OK folks, it's time once again to compile our All-NFC North team. Amazingly, it will be the fourth time we've conducted this exercise. Tempus fugit and all that.
For newcomers, please know this is an interactive, two-part process. The chart accompanying this post lists whom I consider the indisputable members of this team. For debatable positions, I've asked for your "HELP." So give me your choices, and briefly your reasoning, in the comments section below.
Feel free to offer alternatives to my indisputables as well. It's a free country.
Some thoughts and notes:
One of the fun parts about making up your own all-star team is that you get to set your own rules. In this case, I decided our team should have a base three-receiver set with one tight end and no fullbacks. (Sorry, John Kuhn.) I also assigned us a 4-3 defense, which 75 percent of our teams use. The Green Bay Packers have a base 3-4, but I don't think anyone will get squeezed out as a result.

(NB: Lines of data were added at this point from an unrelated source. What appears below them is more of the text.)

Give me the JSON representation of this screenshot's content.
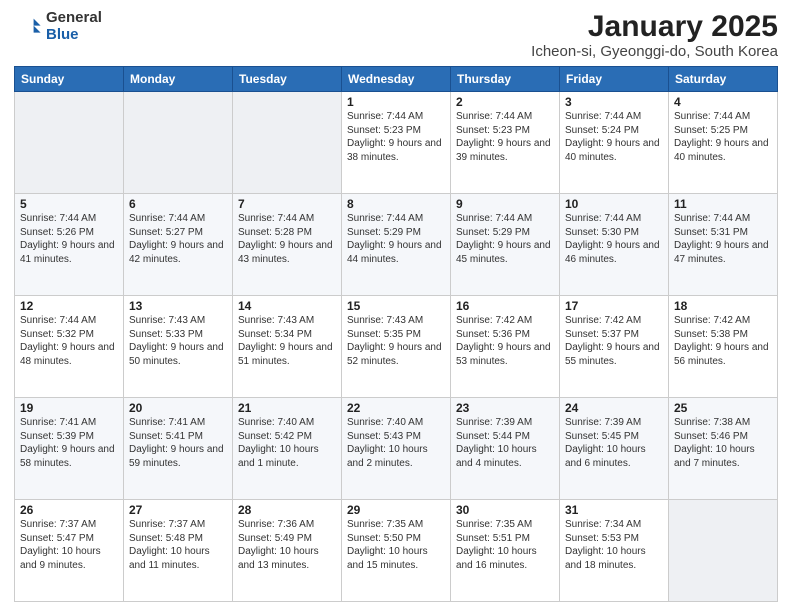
{
  "logo": {
    "general": "General",
    "blue": "Blue"
  },
  "title": "January 2025",
  "subtitle": "Icheon-si, Gyeonggi-do, South Korea",
  "days_of_week": [
    "Sunday",
    "Monday",
    "Tuesday",
    "Wednesday",
    "Thursday",
    "Friday",
    "Saturday"
  ],
  "weeks": [
    [
      {
        "day": "",
        "info": ""
      },
      {
        "day": "",
        "info": ""
      },
      {
        "day": "",
        "info": ""
      },
      {
        "day": "1",
        "info": "Sunrise: 7:44 AM\nSunset: 5:23 PM\nDaylight: 9 hours and 38 minutes."
      },
      {
        "day": "2",
        "info": "Sunrise: 7:44 AM\nSunset: 5:23 PM\nDaylight: 9 hours and 39 minutes."
      },
      {
        "day": "3",
        "info": "Sunrise: 7:44 AM\nSunset: 5:24 PM\nDaylight: 9 hours and 40 minutes."
      },
      {
        "day": "4",
        "info": "Sunrise: 7:44 AM\nSunset: 5:25 PM\nDaylight: 9 hours and 40 minutes."
      }
    ],
    [
      {
        "day": "5",
        "info": "Sunrise: 7:44 AM\nSunset: 5:26 PM\nDaylight: 9 hours and 41 minutes."
      },
      {
        "day": "6",
        "info": "Sunrise: 7:44 AM\nSunset: 5:27 PM\nDaylight: 9 hours and 42 minutes."
      },
      {
        "day": "7",
        "info": "Sunrise: 7:44 AM\nSunset: 5:28 PM\nDaylight: 9 hours and 43 minutes."
      },
      {
        "day": "8",
        "info": "Sunrise: 7:44 AM\nSunset: 5:29 PM\nDaylight: 9 hours and 44 minutes."
      },
      {
        "day": "9",
        "info": "Sunrise: 7:44 AM\nSunset: 5:29 PM\nDaylight: 9 hours and 45 minutes."
      },
      {
        "day": "10",
        "info": "Sunrise: 7:44 AM\nSunset: 5:30 PM\nDaylight: 9 hours and 46 minutes."
      },
      {
        "day": "11",
        "info": "Sunrise: 7:44 AM\nSunset: 5:31 PM\nDaylight: 9 hours and 47 minutes."
      }
    ],
    [
      {
        "day": "12",
        "info": "Sunrise: 7:44 AM\nSunset: 5:32 PM\nDaylight: 9 hours and 48 minutes."
      },
      {
        "day": "13",
        "info": "Sunrise: 7:43 AM\nSunset: 5:33 PM\nDaylight: 9 hours and 50 minutes."
      },
      {
        "day": "14",
        "info": "Sunrise: 7:43 AM\nSunset: 5:34 PM\nDaylight: 9 hours and 51 minutes."
      },
      {
        "day": "15",
        "info": "Sunrise: 7:43 AM\nSunset: 5:35 PM\nDaylight: 9 hours and 52 minutes."
      },
      {
        "day": "16",
        "info": "Sunrise: 7:42 AM\nSunset: 5:36 PM\nDaylight: 9 hours and 53 minutes."
      },
      {
        "day": "17",
        "info": "Sunrise: 7:42 AM\nSunset: 5:37 PM\nDaylight: 9 hours and 55 minutes."
      },
      {
        "day": "18",
        "info": "Sunrise: 7:42 AM\nSunset: 5:38 PM\nDaylight: 9 hours and 56 minutes."
      }
    ],
    [
      {
        "day": "19",
        "info": "Sunrise: 7:41 AM\nSunset: 5:39 PM\nDaylight: 9 hours and 58 minutes."
      },
      {
        "day": "20",
        "info": "Sunrise: 7:41 AM\nSunset: 5:41 PM\nDaylight: 9 hours and 59 minutes."
      },
      {
        "day": "21",
        "info": "Sunrise: 7:40 AM\nSunset: 5:42 PM\nDaylight: 10 hours and 1 minute."
      },
      {
        "day": "22",
        "info": "Sunrise: 7:40 AM\nSunset: 5:43 PM\nDaylight: 10 hours and 2 minutes."
      },
      {
        "day": "23",
        "info": "Sunrise: 7:39 AM\nSunset: 5:44 PM\nDaylight: 10 hours and 4 minutes."
      },
      {
        "day": "24",
        "info": "Sunrise: 7:39 AM\nSunset: 5:45 PM\nDaylight: 10 hours and 6 minutes."
      },
      {
        "day": "25",
        "info": "Sunrise: 7:38 AM\nSunset: 5:46 PM\nDaylight: 10 hours and 7 minutes."
      }
    ],
    [
      {
        "day": "26",
        "info": "Sunrise: 7:37 AM\nSunset: 5:47 PM\nDaylight: 10 hours and 9 minutes."
      },
      {
        "day": "27",
        "info": "Sunrise: 7:37 AM\nSunset: 5:48 PM\nDaylight: 10 hours and 11 minutes."
      },
      {
        "day": "28",
        "info": "Sunrise: 7:36 AM\nSunset: 5:49 PM\nDaylight: 10 hours and 13 minutes."
      },
      {
        "day": "29",
        "info": "Sunrise: 7:35 AM\nSunset: 5:50 PM\nDaylight: 10 hours and 15 minutes."
      },
      {
        "day": "30",
        "info": "Sunrise: 7:35 AM\nSunset: 5:51 PM\nDaylight: 10 hours and 16 minutes."
      },
      {
        "day": "31",
        "info": "Sunrise: 7:34 AM\nSunset: 5:53 PM\nDaylight: 10 hours and 18 minutes."
      },
      {
        "day": "",
        "info": ""
      }
    ]
  ]
}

The three-receiver set gives us a chance to look beyond the obvious top two, Calvin Johnson of the Detroit Lions and Greg Jennings of the Packers. I see two primary candidates for the third spot: The Packers' Jordy Nelson and the Minnesota Vikings' Percy Harvin. Nelson ranked third in the NFL with 15 touchdown receptions, and Harvin caught the sixth-most passes in the league (86) on a team with few alternatives.
I think we could have a reasonable debate at tight end between the Lions' Brandon Pettigrew and the Packers' Jermichael Finley. Pettigrew caught more passes (83) than Finley (55), but he also was targeted more (155 to 92) as the Lions used him as a quasi-replacement for their running game. Despite the discrepancy, they finished with about the same yard production (Pettigrew's 777 yards was 10 more than Finley's total). Finley caught three additional touchdowns, and both players dropped a relatively high number of passes. According to ESPN Stats & Information, Finley tied for the third-most drops in the NFL during the regular season (eight), and Pettigrew dropped seven.
A flaw in this process, as with any all-star team, is that it doesn't necessarily include every top player in the pool of possibilities. In this case, I think we can all agree that Lions quarterback Matthew Stafford was one of the best players in the NFC North in 2011. But through no fault of his own, the best player in the entire league (Packers quarterback Aaron Rodgers) plays the same position. I considered having a "bonus" spot to include Stafford in some way, but this isn't the CFL. As Vikings fans learned in 2009, you can't have 12 men in the huddle. Maybe we'll do a separate offseason project to rank the top 25 or so players in the division, regardless of position. No promises.
I want to hear what you think about the defensive end position opposite the Vikings' Jared Allen. Lions defensive end Cliff Avril had 11 sacks in 2011 and ranked first in the NFL with six forced fumbles. But as we've discussed many times, the true value of Bears defensive end Julius Peppers (11 sacks, three forced fumbles) isn't always reflected in his statistics. Your thoughts?
I'm uncertain at a number of other defensive positions. We didn't quite have the interior dominance in 2011 that we've had in previous seasons. Defensive tackles Kevin Williams (Vikings), B.J. Raji (Packers) and Ndamukong Suh (Lions) weren't as effective. The Bears got seven sacks from defensive tackle Henry Melton, but he was pretty inconsistent. Is this the year we recognize Lions nose tackle Corey Williams for toiling in relative anonymity over the last two years? Or do we include Packers defensive lineman Ryan Pickett for what was apparently one of the best years in his career?
Just checking here: Do we stay with our default position of including Bears linebackers Brian Urlacher and Lance Briggs? Anyone think that the Packers' Desmond Bishop (five sacks) deserves some discussion over Urlacher, or that Vikings linebacker Chad Greenway had a better year than Briggs? I'm leaning no on both counts but am open to having my mind changed.
I think we can agree that safety play left something to be desired this season division-wide. I listed the Lions' Louis Delmas as one of the two who typically make up the team, mostly because of a lack of options. I would be willing to use the second safety spot for a nickel back instead if you want to recognize a third cornerback behind the Packers' Charles Woodson and the Bears' Charles Tillman. The Lions' Chris Houston, perhaps? Tramon Williams of the Packers?
We have a good set of kicking specialists in the NFC North, but none stood out from the rest. I would listen to suggestions at both place-kicker and at punter, where Bears newcomer Adam Podlesh had the highest net average (40.4 yards). The Packers' Tim Masthay had the most punts downed inside the 20, even though he had by far the fewest punts in the division.
I lied about the process. This year, it will be in three parts. I'll follow up the full team with my choices for the NFC North head coach of the year, the top offensive, defensive and special teams coordinators, our best general manager and also top rookies on both sides of the ball. The presence of Rodgers and Allen eliminated any debate about the NFC North MVP or its top defensive player.
OK, go to it. I'll have the full team posted by the end of the week.